Hog-Disease Outbreak in China Triggers Surge in U.S. Prices
(Bloomberg) -- Hog prices surged as rising cases of the deadly African swine fever in China fueled meat-supply concerns.
Thirty-six piglets were culled after the disease was detected in the province of Yunnan, in the third case this year in the Asian nation, the agriculture ministry said in a statement. Lean hogs for April delivery jumped by the exchange limit in Chicago.
China’s hog herd, the biggest in the world, has been rebounding from an ASF outbreak that started in 2018. If the disease starts spreading again, it could boost demand for meat imports and hit shipments of soy and corn needed to feed the pigs.
“Concern about African swine fever is probably the driver today” in hogs, said Len Steiner, principal of Steiner Consulting Group in New Hampshire. “It’s probably what’s driving soybeans lower.”
Lean hog futures climbed as much as 3.5% before trimming the advance. Prices have risen more than 25% this year, making hogs one of the top-performing commodities.

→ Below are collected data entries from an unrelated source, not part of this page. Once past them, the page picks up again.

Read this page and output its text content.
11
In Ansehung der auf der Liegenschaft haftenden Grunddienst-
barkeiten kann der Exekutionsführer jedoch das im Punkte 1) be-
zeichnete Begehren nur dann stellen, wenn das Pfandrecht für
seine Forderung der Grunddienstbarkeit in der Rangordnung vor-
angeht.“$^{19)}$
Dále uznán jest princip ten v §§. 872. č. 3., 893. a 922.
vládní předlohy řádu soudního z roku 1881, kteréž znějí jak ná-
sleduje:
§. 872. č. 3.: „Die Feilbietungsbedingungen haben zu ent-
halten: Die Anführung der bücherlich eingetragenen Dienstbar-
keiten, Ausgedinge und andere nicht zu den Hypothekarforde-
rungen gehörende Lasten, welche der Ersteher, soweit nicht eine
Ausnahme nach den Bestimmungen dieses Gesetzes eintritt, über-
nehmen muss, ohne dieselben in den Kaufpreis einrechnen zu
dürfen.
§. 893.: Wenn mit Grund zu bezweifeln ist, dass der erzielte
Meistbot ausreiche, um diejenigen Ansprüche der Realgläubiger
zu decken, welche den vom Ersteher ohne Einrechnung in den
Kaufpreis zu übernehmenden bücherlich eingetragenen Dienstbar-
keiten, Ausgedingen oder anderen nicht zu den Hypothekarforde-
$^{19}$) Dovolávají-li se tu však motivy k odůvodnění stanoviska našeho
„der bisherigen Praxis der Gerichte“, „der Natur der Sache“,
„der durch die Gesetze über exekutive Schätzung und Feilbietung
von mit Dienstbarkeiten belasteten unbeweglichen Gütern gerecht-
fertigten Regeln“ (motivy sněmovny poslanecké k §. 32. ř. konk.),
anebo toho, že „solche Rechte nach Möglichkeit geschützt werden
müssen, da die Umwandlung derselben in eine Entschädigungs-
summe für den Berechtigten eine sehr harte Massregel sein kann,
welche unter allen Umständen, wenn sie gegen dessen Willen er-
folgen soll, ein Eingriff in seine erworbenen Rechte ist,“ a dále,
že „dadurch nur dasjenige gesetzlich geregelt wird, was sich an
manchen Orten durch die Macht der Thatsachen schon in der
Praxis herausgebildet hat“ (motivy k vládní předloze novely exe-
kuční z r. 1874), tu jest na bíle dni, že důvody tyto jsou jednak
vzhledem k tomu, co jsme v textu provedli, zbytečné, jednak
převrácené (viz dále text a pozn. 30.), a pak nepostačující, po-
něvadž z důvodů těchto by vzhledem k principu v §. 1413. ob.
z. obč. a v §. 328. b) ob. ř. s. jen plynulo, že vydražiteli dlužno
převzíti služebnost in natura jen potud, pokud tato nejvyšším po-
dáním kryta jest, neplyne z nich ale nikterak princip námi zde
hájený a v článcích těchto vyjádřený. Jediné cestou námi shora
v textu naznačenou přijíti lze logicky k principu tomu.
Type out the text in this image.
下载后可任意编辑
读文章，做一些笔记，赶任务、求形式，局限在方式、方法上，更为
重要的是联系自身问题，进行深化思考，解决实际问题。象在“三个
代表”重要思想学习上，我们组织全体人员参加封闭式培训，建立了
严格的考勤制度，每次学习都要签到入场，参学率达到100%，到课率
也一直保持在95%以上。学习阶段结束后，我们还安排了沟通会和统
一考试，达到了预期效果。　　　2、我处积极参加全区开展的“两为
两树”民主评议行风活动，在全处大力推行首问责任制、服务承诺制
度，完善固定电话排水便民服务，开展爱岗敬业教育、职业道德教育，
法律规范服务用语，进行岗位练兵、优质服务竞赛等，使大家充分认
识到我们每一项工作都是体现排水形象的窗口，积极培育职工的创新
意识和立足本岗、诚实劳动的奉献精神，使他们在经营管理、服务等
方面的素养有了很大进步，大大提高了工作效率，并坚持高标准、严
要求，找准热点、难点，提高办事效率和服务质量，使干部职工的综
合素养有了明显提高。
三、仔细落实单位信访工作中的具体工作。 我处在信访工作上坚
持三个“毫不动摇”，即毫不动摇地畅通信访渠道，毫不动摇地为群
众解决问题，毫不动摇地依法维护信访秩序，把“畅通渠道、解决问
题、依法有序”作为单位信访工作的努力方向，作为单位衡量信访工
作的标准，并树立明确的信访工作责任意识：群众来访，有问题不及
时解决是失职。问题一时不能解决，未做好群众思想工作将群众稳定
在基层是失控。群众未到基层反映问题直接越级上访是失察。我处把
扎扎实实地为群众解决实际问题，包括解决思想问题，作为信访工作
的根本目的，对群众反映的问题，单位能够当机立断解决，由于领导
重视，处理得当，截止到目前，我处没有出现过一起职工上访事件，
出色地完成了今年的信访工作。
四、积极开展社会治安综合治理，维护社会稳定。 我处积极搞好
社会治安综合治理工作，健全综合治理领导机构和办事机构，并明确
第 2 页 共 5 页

Meanwhile, soybean futures eased as much as 1.2%, paring annual gains to about 7%.
The disease has also been detected recently in Malaysia, South Africa and Germany. ASF hasn’t been found in the U.S., where farmers could stand to benefit from higher exports. Prices for U.S. pork and hogs had already been rebounding as economic activity picks up and restaurants and schools reopen from pandemic closures.